Now, whenever any piece of code ever tries to access a, b, or c, it should always do so inside of a "with my_lock" block, like this:

    ... some code ...        # danger zone: don't ever use a, b, or c out here
    with my_lock:
           a.append("Hi mom")    # this line is within the safe zone
           b = b + 1             # this line is within the safe zone
           c = "Nevermind"       # this line is within the safe zone
    ... more code here ...   # danger zone: don't ever use a, b, or c out here

What the "with my_lock:" block accomplishes: Even though many different threads may be running, executing many different parts of your code at the same time, Python will ensure that only one thread at a time will ever be within any "with my_lock:" block.

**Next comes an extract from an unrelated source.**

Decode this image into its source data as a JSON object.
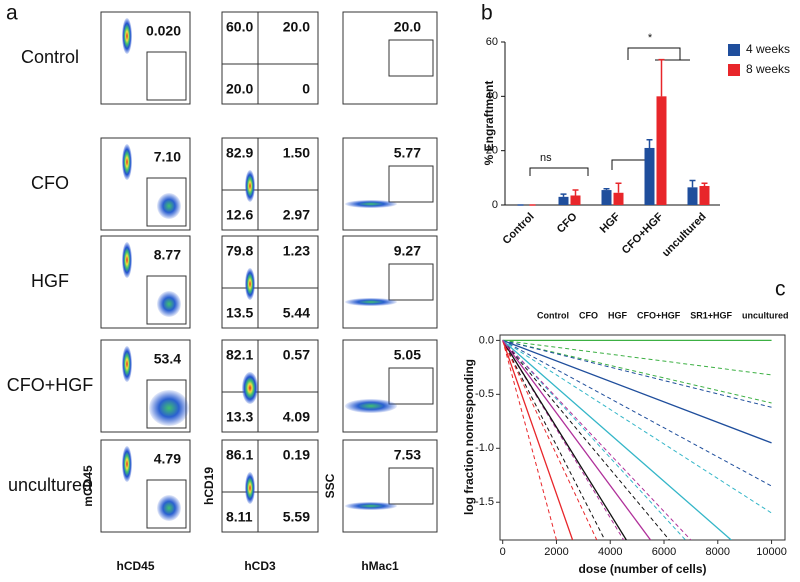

Essentially, it makes your code take turns executing the "with my_lock:" blocks.

There is already just such a variable in the server code, stats.lock, intended to protect all of the statistics variables. This is needed because every thread needs to access and update those variables, and could potentially try to do so at the same time.

NOTE: If a lock is used to protect some variable, then it is NEVER SAFE to access that variable in any way outside of the "with my_lock:" blocks, ALL accesses to the variable must use the lock. A good rule of thumb for concurrent programming is to use locks to protect all global variables except constants (i.e. variables that never change except when they are first initialized).

Submissions

Push your code to your github repository on the master branch. Once your code is pushed to GitHub, there is nothing further to submit. All code you commit to projects in the CSCI 356 GitHub classroom are shared with your instructor automatically, but otherwise are private by default.

Collaboration log Please either add a collaboration.txt file to your project and push it to GitHub, or include your collaboration log as comments at the top of your python code or in the README file. Either is fine. If your code requires anything unusual to run it (e.g., command line arguments), then say so in a comment at the top of your program. Also indicate in the README file if you know of anything that is broken, incomplete, etc.

You don't need to submit your web_root folder, though you can if you like, or if you made any important changes (e.g. to welcome.html) that I would need to test your server.